Il paradigma dell'informazione porta come conseguenza la tendenza alla a - spazialità delle funzioni, legata alla de - materializzazione dei processi produttivi e, quindi, ad una minore necessità di concentrazione fisica di molte attività. La localizzazione di funzioni, un tempo esclusivamente urbane, è oggi più flessibile e la forma urbana si svincola da un rapporto di subordinazione assoluta ad esse. Avviene un ribaltamento: è la forma precostituita a rappresentare un vincolo alla disposizione delle attività. Queste tendenze, che fanno parte del "tempo nuovo", rappresentano un rischio ed una opportunità allo stesso tempo.

Il RISCHIO è quello di andare verso la costruzione di uno sconfinato spazio indifferenziato, sempre uguale a se stesso, una sommatoria di NON LUOGHI  nei quali vivere la rassicurante esperienza della spersonalizzazione e dell'anonimato (per il concetto di non luogo secondo Marc Augé segui il link: Non luoghi e Disneyland e altri non luoghi ).

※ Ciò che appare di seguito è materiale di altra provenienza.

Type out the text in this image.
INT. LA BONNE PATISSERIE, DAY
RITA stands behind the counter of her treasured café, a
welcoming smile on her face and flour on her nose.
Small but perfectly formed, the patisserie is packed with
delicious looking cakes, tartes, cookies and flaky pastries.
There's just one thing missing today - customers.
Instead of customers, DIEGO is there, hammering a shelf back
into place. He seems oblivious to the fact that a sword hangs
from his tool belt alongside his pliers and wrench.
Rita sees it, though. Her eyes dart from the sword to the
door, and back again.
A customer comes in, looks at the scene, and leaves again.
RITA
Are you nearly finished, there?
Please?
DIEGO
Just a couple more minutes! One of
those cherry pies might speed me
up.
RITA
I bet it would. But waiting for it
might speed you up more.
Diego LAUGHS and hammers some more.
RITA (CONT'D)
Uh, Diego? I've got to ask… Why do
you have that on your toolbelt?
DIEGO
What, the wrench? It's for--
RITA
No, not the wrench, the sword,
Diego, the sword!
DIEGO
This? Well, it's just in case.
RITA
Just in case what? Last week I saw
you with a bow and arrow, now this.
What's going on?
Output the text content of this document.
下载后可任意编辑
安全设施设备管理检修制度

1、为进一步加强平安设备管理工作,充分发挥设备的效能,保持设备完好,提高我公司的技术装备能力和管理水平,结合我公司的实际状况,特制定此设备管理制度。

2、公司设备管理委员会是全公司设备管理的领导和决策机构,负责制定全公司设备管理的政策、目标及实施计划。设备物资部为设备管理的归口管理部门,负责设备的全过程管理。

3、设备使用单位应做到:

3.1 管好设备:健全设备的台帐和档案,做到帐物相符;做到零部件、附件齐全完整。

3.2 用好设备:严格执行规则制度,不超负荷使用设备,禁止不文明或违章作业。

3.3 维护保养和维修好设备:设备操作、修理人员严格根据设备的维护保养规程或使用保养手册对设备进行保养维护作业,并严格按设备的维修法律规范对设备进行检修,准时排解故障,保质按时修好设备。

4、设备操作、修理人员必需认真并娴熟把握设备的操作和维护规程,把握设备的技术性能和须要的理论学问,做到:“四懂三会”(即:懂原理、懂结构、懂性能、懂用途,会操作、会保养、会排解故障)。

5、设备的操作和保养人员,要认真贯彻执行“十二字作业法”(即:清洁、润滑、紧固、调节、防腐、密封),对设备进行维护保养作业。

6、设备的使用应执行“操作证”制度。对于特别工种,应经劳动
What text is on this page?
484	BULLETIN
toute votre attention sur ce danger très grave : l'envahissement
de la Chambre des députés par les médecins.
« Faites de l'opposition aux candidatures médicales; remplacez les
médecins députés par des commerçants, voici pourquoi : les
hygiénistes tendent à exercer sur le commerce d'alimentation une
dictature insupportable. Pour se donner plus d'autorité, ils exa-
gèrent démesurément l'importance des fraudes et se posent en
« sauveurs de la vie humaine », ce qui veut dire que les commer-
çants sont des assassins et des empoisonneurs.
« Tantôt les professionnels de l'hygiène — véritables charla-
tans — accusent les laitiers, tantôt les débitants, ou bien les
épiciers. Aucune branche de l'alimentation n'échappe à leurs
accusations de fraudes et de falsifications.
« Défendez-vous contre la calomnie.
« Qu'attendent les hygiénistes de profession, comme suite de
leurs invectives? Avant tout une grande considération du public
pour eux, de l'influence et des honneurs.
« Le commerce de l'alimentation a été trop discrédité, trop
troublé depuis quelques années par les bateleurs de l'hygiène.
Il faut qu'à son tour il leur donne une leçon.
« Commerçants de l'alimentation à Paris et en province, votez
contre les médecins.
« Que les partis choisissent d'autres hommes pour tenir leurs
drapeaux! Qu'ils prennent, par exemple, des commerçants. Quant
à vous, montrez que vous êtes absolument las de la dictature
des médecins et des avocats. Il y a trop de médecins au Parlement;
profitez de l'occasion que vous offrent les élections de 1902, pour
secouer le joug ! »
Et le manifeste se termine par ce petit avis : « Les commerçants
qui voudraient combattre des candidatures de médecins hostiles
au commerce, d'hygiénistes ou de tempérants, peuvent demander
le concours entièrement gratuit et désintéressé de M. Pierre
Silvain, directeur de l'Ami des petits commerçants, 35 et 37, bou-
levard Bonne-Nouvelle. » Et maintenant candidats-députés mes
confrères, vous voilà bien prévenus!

La città sarà sempre più piena di luoghi senza caratteri di identità, uguali a se stessi in ogni parte del mondo, nei quali saremo solo dei viaggiatori solitari? E' questo lo scenario al quale pensano molti parlando di villaggio globale?

              

L' OPPORTUNITA' è grande almeno quanto il rischio! La a - spazialità delle funzioni, lo scioglimento del vincolo forma - funzione, a scala urbana e del singolo edificio, sono dei potenti strumenti sia per attuare politiche di riqualificazione di aree degradate e dismesse, che per favorire una riappropriazione della città da parte dei suoi abitanti.  Con le possibilità dell'epoca dell'informazione, potremmo rafforzare i caratteri di identità dei luoghi, rivitalizzare quei processi di identificazione e di autorappresentazione caratteristici del villaggio. Tra le pieghe della città industriale e moderna, potremmo tentare di ricomporre tanti nuovi "villaggi contemporanei". Riusciremo ad arrivare al paradosso di impiegare le conoscenze più avanzate per ottenere un risultato antico come quello di farsi di nuovo un proprio villaggio?

L'architettura e l'urbanistica non potranno restare indifferenti: bisogna cominciare a RICARICARE di simboli efficienti le città se vogliamo poter tornare ad identificarci nelle sue forme, a farne un elemento essenziale nella costruzione delle personalità individuali e del nostro appartenere ad un gruppo.

In un certo senso direi che le città dovrebbero tornare a farsi "villaggio", utilizzando le conoscenze più avanzate non per creare altri NON LUOGHI, ma per ricostruire dei NUOVI LUOGHI (con una identità, relazionali, con una storia), cioè dei VILLAGGI CONTEMPORANEI.